Clinical SAS Programmer

• Provide quality deliverables by following corporate and departmental policies, procedures and applicable standards.
• Perform data manipulation, analysis and reporting of clinical trial data.
• Create analysis files, tables, listings, and figures and validation of those files.
• Maintain project tracking and validation documentation.
• Work well in an environment where team members may be distributed across multiple locations.
• Review planning documents (Statistical Analysis Plan, dataset specifications, etc.) to ensure project objective alignment, clarity, accuracy and completeness of programming requirements.
• Present statistical programming concepts to non-programming team members as necessary.
• Collaborate effectively with cross-functional teams and interface with multiple stakeholders to manage timelines and priorities.

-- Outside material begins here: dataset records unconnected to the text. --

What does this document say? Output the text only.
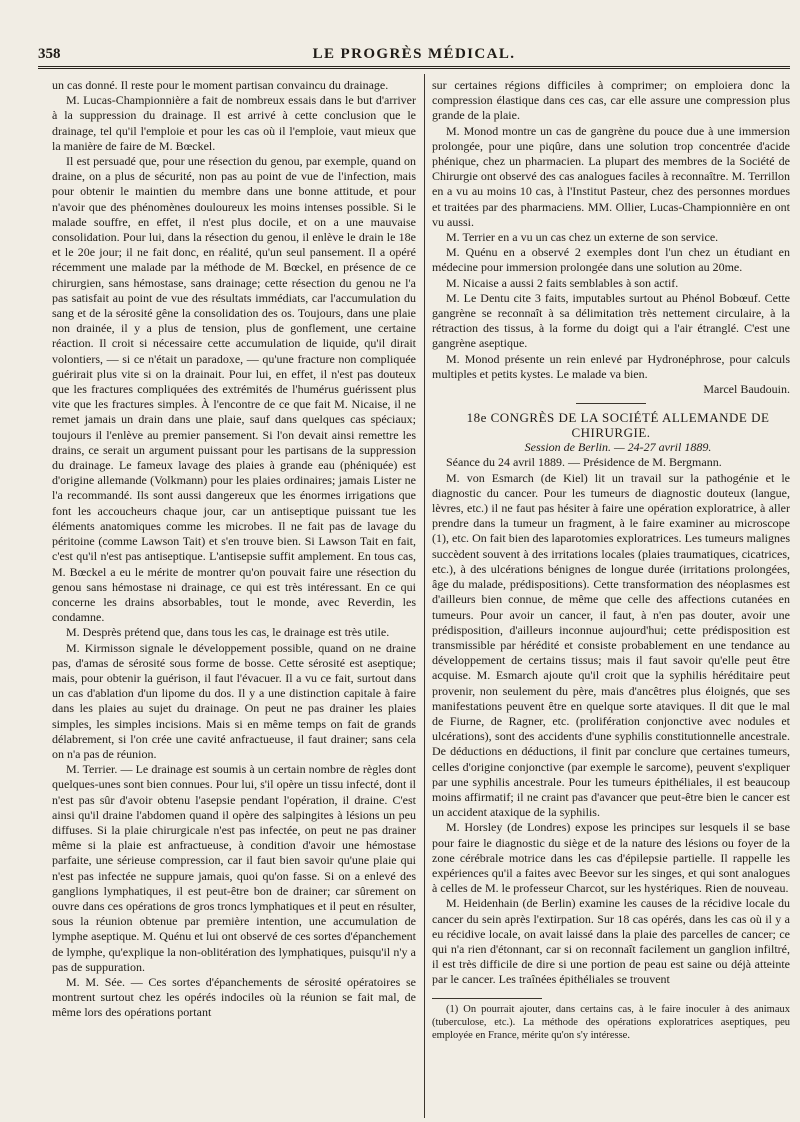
358	LE PROGRÈS MÉDICAL.

un cas donné. Il reste pour le moment partisan convaincu du drainage.

M. Lucas-Championnière a fait de nombreux essais dans le but d'arriver à la suppression du drainage. Il est arrivé à cette conclusion que le drainage, tel qu'il l'emploie et pour les cas où il l'emploie, vaut mieux que la manière de faire de M. Bœckel.

Il est persuadé que, pour une résection du genou, par exemple, quand on draine, on a plus de sécurité, non pas au point de vue de l'infection, mais pour obtenir le maintien du membre dans une bonne attitude, et pour n'avoir que des phénomènes douloureux les moins intenses possible. Si le malade souffre, en effet, il n'est plus docile, et on a une mauvaise consolidation. Pour lui, dans la résection du genou, il enlève le drain le 18e et le 20e jour; il ne fait donc, en réalité, qu'un seul pansement. Il a opéré récemment une malade par la méthode de M. Bœckel, en présence de ce chirurgien, sans hémostase, sans drainage; cette résection du genou ne l'a pas satisfait au point de vue des résultats immédiats, car l'accumulation du sang et de la sérosité gêne la consolidation des os. Toujours, dans une plaie non drainée, il y a plus de tension, plus de gonflement, une certaine réaction. Il croit si nécessaire cette accumulation de liquide, qu'il dirait volontiers, — si ce n'était un paradoxe, — qu'une fracture non compliquée guérirait plus vite si on la drainait. Pour lui, en effet, il n'est pas douteux que les fractures compliquées des extrémités de l'humérus guérissent plus vite que les fractures simples. À l'encontre de ce que fait M. Nicaise, il ne remet jamais un drain dans une plaie, sauf dans quelques cas spéciaux; toujours il l'enlève au premier pansement. Si l'on devait ainsi remettre les drains, ce serait un argument puissant pour les partisans de la suppression du drainage. Le fameux lavage des plaies à grande eau (phéniquée) est d'origine allemande (Volkmann) pour les plaies ordinaires; jamais Lister ne l'a recommandé. Ils sont aussi dangereux que les énormes irrigations que font les accoucheurs chaque jour, car un antiseptique puissant tue les éléments anatomiques comme les microbes. Il ne fait pas de lavage du péritoine (comme Lawson Tait) et s'en trouve bien. Si Lawson Tait en fait, c'est qu'il n'est pas antiseptique. L'antisepsie suffit amplement. En tous cas, M. Bœckel a eu le mérite de montrer qu'on pouvait faire une résection du genou sans hémostase ni drainage, ce qui est très intéressant. En ce qui concerne les drains absorbables, tout le monde, avec Reverdin, les condamne.

M. Desprès prétend que, dans tous les cas, le drainage est très utile.

M. Kirmisson signale le développement possible, quand on ne draine pas, d'amas de sérosité sous forme de bosse. Cette sérosité est aseptique; mais, pour obtenir la guérison, il faut l'évacuer. Il a vu ce fait, surtout dans un cas d'ablation d'un lipome du dos. Il y a une distinction capitale à faire dans les plaies au sujet du drainage. On peut ne pas drainer les plaies simples, les simples incisions. Mais si en même temps on fait de grands délabrement, si l'on crée une cavité anfractueuse, il faut drainer; sans cela on n'a pas de réunion.

M. Terrier. — Le drainage est soumis à un certain nombre de règles dont quelques-unes sont bien connues. Pour lui, s'il opère un tissu infecté, dont il n'est pas sûr d'avoir obtenu l'asepsie pendant l'opération, il draine. C'est ainsi qu'il draine l'abdomen quand il opère des salpingites à lésions un peu diffuses. Si la plaie chirurgicale n'est pas infectée, on peut ne pas drainer même si la plaie est anfractueuse, à condition d'avoir une hémostase parfaite, une sérieuse compression, car il faut bien savoir qu'une plaie qui n'est pas infectée ne suppure jamais, quoi qu'on fasse. Si on a enlevé des ganglions lymphatiques, il est peut-être bon de drainer; car sûrement on ouvre dans ces opérations de gros troncs lymphatiques et il peut en résulter, sous la réunion obtenue par première intention, une accumulation de lymphe aseptique. M. Quénu et lui ont observé de ces sortes d'épanchement de lymphe, qu'explique la non-oblitération des lymphatiques, puisqu'il n'y a pas de suppuration.

M. M. Sée. — Ces sortes d'épanchements de sérosité opératoires se montrent surtout chez les opérés indociles où la réunion se fait mal, de même lors des opérations portant

sur certaines régions difficiles à comprimer; on emploiera donc la compression élastique dans ces cas, car elle assure une compression plus grande de la plaie.

M. Monod montre un cas de gangrène du pouce due à une immersion prolongée, pour une piqûre, dans une solution trop concentrée d'acide phénique, chez un pharmacien. La plupart des membres de la Société de Chirurgie ont observé des cas analogues faciles à reconnaître. M. Terrillon en a vu au moins 10 cas, à l'Institut Pasteur, chez des personnes mordues et traitées par des pharmaciens. MM. Ollier, Lucas-Championnière en ont vu aussi.

M. Terrier en a vu un cas chez un externe de son service.

M. Quénu en a observé 2 exemples dont l'un chez un étudiant en médecine pour immersion prolongée dans une solution au 20me.

M. Nicaise a aussi 2 faits semblables à son actif.

M. Le Dentu cite 3 faits, imputables surtout au Phénol Bobœuf. Cette gangrène se reconnaît à sa délimitation très nettement circulaire, à la rétraction des tissus, à la forme du doigt qui a l'air étranglé. C'est une gangrène aseptique.

M. Monod présente un rein enlevé par Hydronéphrose, pour calculs multiples et petits kystes. Le malade va bien.

Marcel Baudouin.

18e CONGRÈS DE LA SOCIÉTÉ ALLEMANDE DE CHIRURGIE.

Session de Berlin. — 24-27 avril 1889.

Séance du 24 avril 1889. — Présidence de M. Bergmann.

M. von Esmarch (de Kiel) lit un travail sur la pathogénie et le diagnostic du cancer. Pour les tumeurs de diagnostic douteux (langue, lèvres, etc.) il ne faut pas hésiter à faire une opération exploratrice, à aller prendre dans la tumeur un fragment, à le faire examiner au microscope (1), etc. On fait bien des laparotomies exploratrices. Les tumeurs malignes succèdent souvent à des irritations locales (plaies traumatiques, cicatrices, etc.), à des ulcérations bénignes de longue durée (irritations prolongées, âge du malade, prédispositions). Cette transformation des néoplasmes est d'ailleurs bien connue, de même que celle des affections cutanées en tumeurs. Pour avoir un cancer, il faut, à n'en pas douter, avoir une prédisposition, d'ailleurs inconnue aujourd'hui; cette prédisposition est transmissible par hérédité et consiste probablement en une tendance au développement de certains tissus; mais il faut savoir qu'elle peut être acquise. M. Esmarch ajoute qu'il croit que la syphilis héréditaire peut provenir, non seulement du père, mais d'ancêtres plus éloignés, que ses manifestations peuvent être en quelque sorte ataviques. Il dit que le mal de Fiurne, de Ragner, etc. (prolifération conjonctive avec nodules et ulcérations), sont des accidents d'une syphilis constitutionnelle ancestrale. De déductions en déductions, il finit par conclure que certaines tumeurs, celles d'origine conjonctive (par exemple le sarcome), peuvent s'expliquer par une syphilis ancestrale. Pour les tumeurs épithéliales, il est beaucoup moins affirmatif; il ne craint pas d'avancer que peut-être bien le cancer est un accident ataxique de la syphilis.

M. Horsley (de Londres) expose les principes sur lesquels il se base pour faire le diagnostic du siège et de la nature des lésions ou foyer de la zone cérébrale motrice dans les cas d'épilepsie partielle. Il rappelle les expériences qu'il a faites avec Beevor sur les singes, et qui sont analogues à celles de M. le professeur Charcot, sur les hystériques. Rien de nouveau.

M. Heidenhain (de Berlin) examine les causes de la récidive locale du cancer du sein après l'extirpation. Sur 18 cas opérés, dans les cas où il y a eu récidive locale, on avait laissé dans la plaie des parcelles de cancer; ce qui n'a rien d'étonnant, car si on reconnaît facilement un ganglion infiltré, il est très difficile de dire si une portion de peau est saine ou déjà atteinte par le cancer. Les traînées épithéliales se trouvent

(1) On pourrait ajouter, dans certains cas, à le faire inoculer à des animaux (tuberculose, etc.). La méthode des opérations exploratrices aseptiques, peu employée en France, mérite qu'on s'y intéresse.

• Serve as back-up to Principle Statistical Programmer as needed.

Requirements:

• BA/BSc in Statistics, Mathematics, Computer Science, Life Sciences or other related scientific subject with at least 8 years of relevant experience or Master's degree and at least 5 years.
• Prior regulatory submission and response experience.

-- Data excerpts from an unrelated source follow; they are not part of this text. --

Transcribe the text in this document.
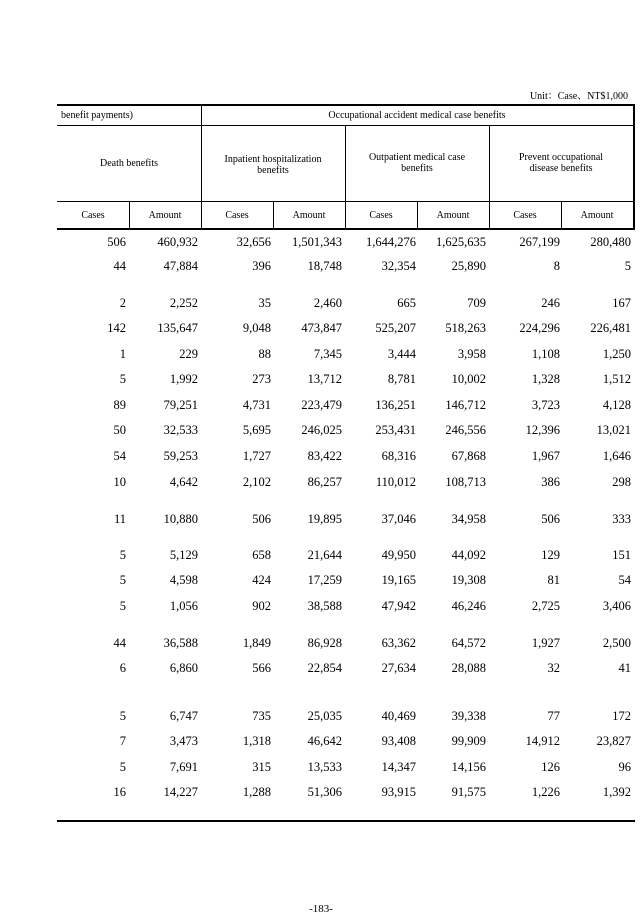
Unit：Case、NT$1,000
benefit payments)	Occupational accident medical case benefits
Death benefits	Inpatient hospitalization
benefits
Outpatient medical case
benefits
Prevent occupational
disease benefits
Cases	Amount	Cases	Amount	Cases	Amount	Cases	Amount
506	460,932	32,656	1,501,343	1,644,276	1,625,635	267,199	280,480
44	47,884	396	18,748	32,354	25,890	8	5
2	2,252	35	2,460	665	709	246	167
142	135,647	9,048	473,847	525,207	518,263	224,296	226,481
1	229	88	7,345	3,444	3,958	1,108	1,250
5	1,992	273	13,712	8,781	10,002	1,328	1,512
89	79,251	4,731	223,479	136,251	146,712	3,723	4,128
50	32,533	5,695	246,025	253,431	246,556	12,396	13,021
54	59,253	1,727	83,422	68,316	67,868	1,967	1,646
10	4,642	2,102	86,257	110,012	108,713	386	298
11	10,880	506	19,895	37,046	34,958	506	333
5	5,129	658	21,644	49,950	44,092	129	151
5	4,598	424	17,259	19,165	19,308	81	54
5	1,056	902	38,588	47,942	46,246	2,725	3,406
44	36,588	1,849	86,928	63,362	64,572	1,927	2,500
6	6,860	566	22,854	27,634	28,088	32	41
5	6,747	735	25,035	40,469	39,338	77	172
7	3,473	1,318	46,642	93,408	99,909	14,912	23,827
5	7,691	315	13,533	14,347	14,156	126	96
16	14,227	1,288	51,306	93,915	91,575	1,226	1,392
-183-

• Excellent analysis and reporting skills.
• Command of drug development life cycle and experience with the manipulation, analysis and reporting of clinical trials data.
• Knowledge of latest CDISC SDTM standards and familiar with CDISC ADaM and Define standards.
• Ability to work effectively and successfully in a dispersed team environment with cross-cultural partners.
• Excellent oral and written English communication skills.
• Excellent time management skills, able to meet required timelines.
• Ability to provide quality output and deliverables, in adherence with timelines.
• Willingness and ability to learn and follow standard processes and procedures.